NMR Studies on Protein Dynamics and Its Relevance to Functional Kinetics.

Existence of a strong relationship between protein's dynamics and its functional kinetics was suggested decades ago. Even though different groups investigated this relationship, technical difficulties and lack of appropriate methodology make full understanding of this relationship quite challenging. In this project we approach investigation of this phenomenon from several different points. In the first part of the project, we demonstrate NMR based approach to elucidate lysine side-chain dynamics, as well as dynamics of hydrogen bonds in which they are involved. Such methodology provides us with detailed information on protein's behavior at atomic and pseudo-atomic resolutions. As amino acid side chains are involved in macromolecular interactions, knowledge on side-chain dynamics allows better understanding of the dynamic nature of such interactions.
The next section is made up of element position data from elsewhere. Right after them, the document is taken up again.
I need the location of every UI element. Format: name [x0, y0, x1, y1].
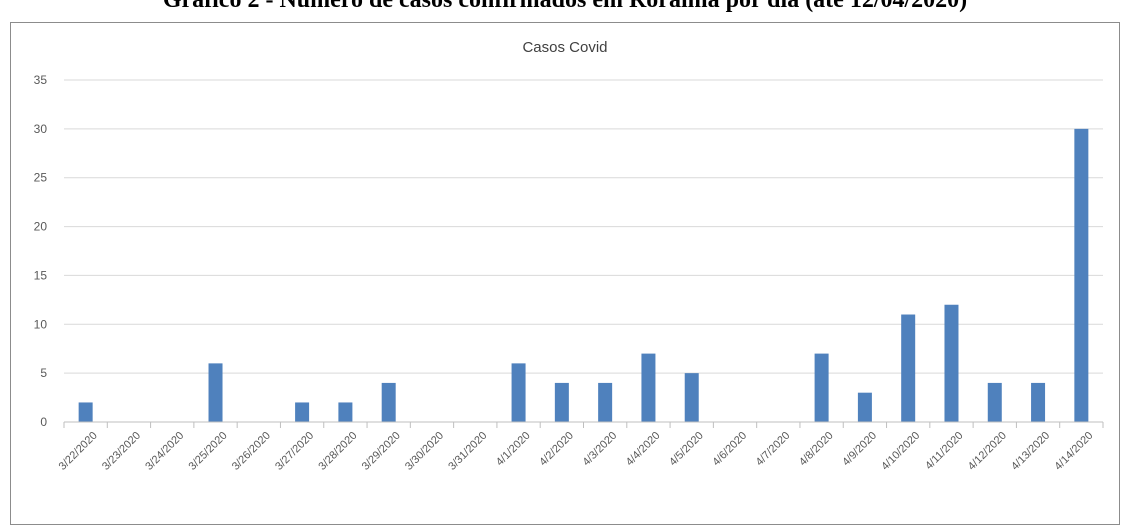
chart-title: Casos Covid: [522, 39, 607, 56]
gridlines: [64, 79, 1103, 374]
x-tick-label: 3/29/2020: [360, 430, 403, 473]
x-tick-label: 4/4/2020: [624, 430, 663, 469]
x-tick-label: 3/25/2020: [187, 430, 230, 473]
bar: [554, 382, 569, 422]
bar: [1074, 128, 1089, 422]
bar: [598, 382, 613, 422]
x-tick-label: 4/13/2020: [1009, 430, 1052, 473]
x-tick-label: 4/8/2020: [797, 430, 836, 469]
x-tick-label: 3/22/2020: [57, 430, 100, 473]
x-axis-ticks: 3/22/2020 3/23/2020 3/24/2020 3/25/2020 3/26…: [57, 430, 1096, 473]
y-tick-label: 30: [34, 122, 48, 136]
x-tick-label: 3/27/2020: [273, 430, 316, 473]
x-tick-label: 3/30/2020: [403, 430, 446, 473]
bar: [338, 402, 353, 422]
bar: [381, 382, 396, 422]
x-tick-label: 3/28/2020: [316, 430, 359, 473]
bar: [987, 382, 1002, 422]
x-tick-label: 4/3/2020: [580, 430, 619, 469]
bar: [1031, 382, 1046, 422]
bar: [641, 353, 656, 422]
x-tick-label: 4/12/2020: [966, 430, 1009, 473]
y-tick-label: 0: [40, 415, 47, 429]
bar: [78, 402, 93, 422]
x-tick-label: 4/10/2020: [879, 430, 922, 473]
bar: [857, 392, 872, 422]
x-tick-label: 4/5/2020: [667, 430, 706, 469]
x-axis: [63, 421, 1104, 428]
x-tick-label: 3/26/2020: [230, 430, 273, 473]
x-tick-label: 4/7/2020: [754, 430, 793, 469]
y-tick-label: 35: [34, 73, 48, 87]
bar: [944, 304, 959, 422]
bar: [814, 353, 829, 422]
document-caption: Gráfico 2 - Número de casos confirmados …: [162, 0, 968, 13]
bar: [208, 363, 223, 422]
chart-frame: Casos Covid 0 5 10 15 20 25 30 35 3/22/2020 3/23…: [10, 22, 1120, 525]
y-tick-label: 15: [34, 268, 48, 282]
y-tick-label: 10: [34, 317, 48, 331]
bar: [684, 373, 699, 422]
x-tick-label: 3/23/2020: [100, 430, 143, 473]
x-tick-label: 4/11/2020: [923, 430, 966, 473]
bar: [901, 314, 916, 422]
bars: [78, 128, 1089, 422]
y-tick-label: 25: [34, 171, 48, 185]
bar: [295, 402, 310, 422]
x-tick-label: 4/2/2020: [537, 430, 576, 469]
x-tick-label: 4/6/2020: [710, 430, 749, 469]
bar: [511, 363, 526, 422]
x-tick-label: 3/31/2020: [446, 430, 489, 473]
x-tick-label: 3/24/2020: [143, 430, 186, 473]
x-tick-label: 4/14/2020: [1052, 430, 1095, 473]
x-tick-label: 4/1/2020: [494, 430, 533, 469]
y-axis-ticks: 0 5 10 15 20 25 30 35: [34, 73, 48, 429]
bar-chart: Casos Covid 0 5 10 15 20 25 30 35 3/22/2020 3/23…: [34, 39, 1104, 473]
y-tick-label: 20: [34, 220, 48, 234]
x-tick-label: 4/9/2020: [840, 430, 879, 469]
y-tick-label: 5: [40, 366, 47, 380]
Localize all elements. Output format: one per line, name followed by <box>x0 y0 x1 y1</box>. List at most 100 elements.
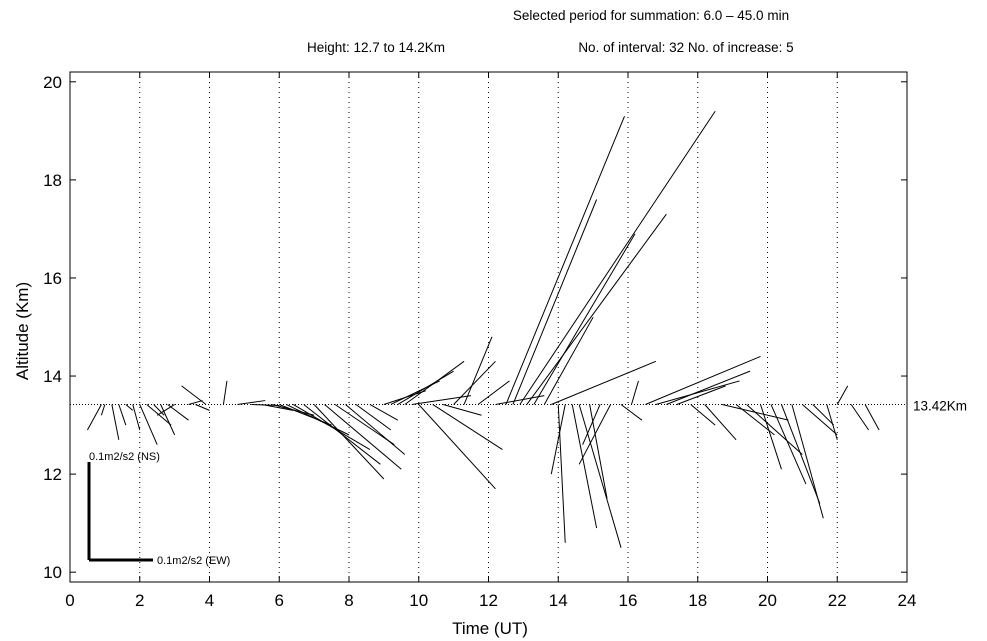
y-tick-label-1: 12 <box>43 465 62 484</box>
vector-9 <box>160 404 176 436</box>
vector-53 <box>589 404 608 499</box>
vector-3 <box>118 404 127 426</box>
vector-66 <box>746 404 803 455</box>
x-tick-label-2: 4 <box>205 591 214 610</box>
vector-57 <box>631 380 639 405</box>
vector-18 <box>261 403 294 411</box>
vector-38 <box>453 360 496 405</box>
reference-altitude-label: 13.42Km <box>913 398 967 413</box>
vertical-grid <box>139 72 838 582</box>
vector-14 <box>181 385 207 405</box>
vector-67 <box>760 404 782 470</box>
vector-series <box>86 110 880 548</box>
x-tick-label-6: 12 <box>479 591 498 610</box>
vector-44 <box>519 110 716 405</box>
vector-35 <box>418 404 496 490</box>
vector-6 <box>139 404 158 445</box>
vector-50 <box>550 404 566 475</box>
scale-legend: 0.1m2/s2 (NS) 0.1m2/s2 (EW) <box>87 451 230 567</box>
x-tick-label-9: 18 <box>688 591 707 610</box>
height-range-text: Height: 12.7 to 14.2Km <box>307 40 445 55</box>
reference-altitude-group: 13.42Km <box>70 398 967 413</box>
vector-22 <box>292 404 371 451</box>
x-tick-label-7: 14 <box>549 591 568 610</box>
summation-period-text: Selected period for summation: 6.0 – 45.… <box>513 8 789 23</box>
x-tick-label-5: 10 <box>409 591 428 610</box>
vector-65 <box>735 404 775 436</box>
x-tick-label-10: 20 <box>758 591 777 610</box>
vector-54 <box>582 404 601 445</box>
vector-60 <box>666 370 751 405</box>
vector-61 <box>676 385 726 405</box>
vector-43 <box>512 199 598 405</box>
y-tick-label-2: 14 <box>43 367 62 386</box>
vector-12 <box>188 400 203 405</box>
vector-29 <box>369 404 399 421</box>
x-tick-labels: 0 2 4 6 8 10 12 14 16 18 20 22 24 <box>65 591 916 610</box>
vector-71 <box>802 404 838 436</box>
vector-2 <box>111 404 120 440</box>
x-tick-label-11: 22 <box>828 591 847 610</box>
vector-42 <box>505 115 625 405</box>
vector-15 <box>222 380 228 405</box>
x-tick-label-8: 16 <box>619 591 638 610</box>
vector-1 <box>100 404 106 416</box>
vector-5 <box>132 404 141 431</box>
ew-scale-label: 0.1m2/s2 (EW) <box>157 555 230 567</box>
vector-68 <box>770 404 807 485</box>
y-tick-label-0: 10 <box>43 563 62 582</box>
vector-59 <box>655 380 740 405</box>
vector-4 <box>125 404 134 411</box>
vector-74 <box>836 385 849 405</box>
vector-39 <box>463 336 493 405</box>
vector-33 <box>404 360 465 405</box>
vector-63 <box>704 404 737 441</box>
axis-ticks <box>69 72 908 582</box>
vector-47 <box>543 316 594 405</box>
x-axis-label: Time (UT) <box>452 619 528 638</box>
vector-75 <box>850 404 870 431</box>
y-tick-label-3: 16 <box>43 269 62 288</box>
y-tick-labels: 10 12 14 16 18 20 <box>43 73 62 582</box>
vector-76 <box>864 404 880 431</box>
vector-70 <box>791 404 824 519</box>
vector-72 <box>812 404 835 426</box>
y-axis-label: Altitude (Km) <box>13 282 32 380</box>
x-tick-label-3: 6 <box>275 591 284 610</box>
x-tick-label-0: 0 <box>65 591 74 610</box>
vector-45 <box>526 213 667 405</box>
vector-55 <box>578 404 612 465</box>
x-tick-label-12: 24 <box>898 591 917 610</box>
vector-36 <box>432 404 503 451</box>
vector-0 <box>86 404 102 431</box>
vector-7 <box>146 404 172 426</box>
x-tick-label-4: 8 <box>344 591 353 610</box>
vector-46 <box>533 233 636 405</box>
vector-52 <box>578 404 622 548</box>
vector-49 <box>557 404 566 543</box>
vector-40 <box>477 380 510 405</box>
vector-69 <box>780 404 821 504</box>
x-tick-label-1: 2 <box>135 591 144 610</box>
y-tick-label-4: 18 <box>43 171 62 190</box>
vector-16 <box>237 400 266 405</box>
vector-21 <box>286 404 350 436</box>
vector-28 <box>355 404 392 431</box>
vector-37 <box>443 403 482 416</box>
vector-32 <box>397 370 454 405</box>
vector-11 <box>156 404 175 416</box>
y-tick-label-5: 20 <box>43 73 62 92</box>
vector-25 <box>324 404 402 470</box>
vector-27 <box>345 404 406 455</box>
vector-58 <box>645 355 761 405</box>
vector-51 <box>571 404 598 529</box>
vector-24 <box>313 404 385 480</box>
vector-8 <box>153 404 165 416</box>
vector-13 <box>195 404 210 411</box>
vector-41 <box>495 395 545 405</box>
vector-73 <box>826 404 838 440</box>
vector-48 <box>551 360 657 405</box>
vector-56 <box>620 404 643 421</box>
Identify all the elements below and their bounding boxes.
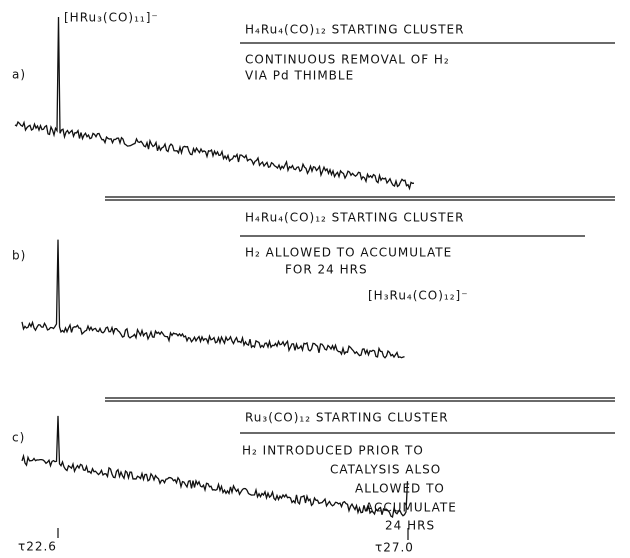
peak-label: [HRu₃(CO)₁₁]⁻: [64, 11, 159, 25]
description: VIA Pd THIMBLE: [245, 69, 354, 83]
description: CONTINUOUS REMOVAL OF H₂: [245, 53, 450, 67]
axis-label: τ22.6: [18, 540, 57, 554]
description: H₂ ALLOWED TO ACCUMULATE: [245, 246, 452, 260]
description: 24 HRS: [385, 519, 435, 533]
heading: Ru₃(CO)₁₂ STARTING CLUSTER: [245, 411, 449, 425]
panel-label: b): [12, 249, 26, 263]
peak-label: [H₃Ru₄(CO)₁₂]⁻: [368, 289, 469, 303]
spectrum-trace: [21, 239, 405, 359]
spectrum-trace: [14, 16, 415, 191]
panel-label: a): [12, 68, 26, 82]
panel-label: c): [12, 431, 25, 445]
description: ALLOWED TO: [355, 482, 445, 496]
description: CATALYSIS ALSO: [330, 463, 441, 477]
description: ACCUMULATE: [365, 501, 457, 515]
heading: H₄Ru₄(CO)₁₂ STARTING CLUSTER: [245, 23, 464, 37]
axis-label: τ27.0: [375, 541, 414, 555]
heading: H₄Ru₄(CO)₁₂ STARTING CLUSTER: [245, 211, 464, 225]
description: FOR 24 HRS: [285, 263, 368, 277]
spectrum-trace: [21, 415, 409, 518]
description: H₂ INTRODUCED PRIOR TO: [242, 444, 424, 458]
Presented data strongly suggests that hydrogen bonds involving lysine NH3+ groups have a very dynamic and transient nature. In the second part, we investigated the role of domain dynamics in translocation kinetics of human transcription factor Egr-1. Nature has designed Egr-1 in such a way, at the same time with strong DNA binding affinity for high target specificity, that it is rapid enough in translocation on the human genome to satisfy requirements of its biological functions. Our data strongly suggests that Egr-1 is able to achieve rapidity and high specificity due to the dynamic nature of its domains in the nonspecific complex with DNA. We also demonstrated that nature's way of designing zinc-finger transcription factors can be used to optimize activity of artificial ones. In the final part of this project, we demonstrated novel NMR based in situ method for elucidation of proteins' characteristics in various biological fluids. Using this method we determined oxidation speed of HMGB1 protein in human blood serum and saliva, as well as in extracellular fluids. Different effect of these fluids on HMGB1's oxidation clearly showed the importance of in situ experiments for better understanding of protein function in its natural environment. Studies presented here demonstrate that in order to understand the protein's dynamics/functional kinetics it is essential to simultaneously use different orthogonal approaches.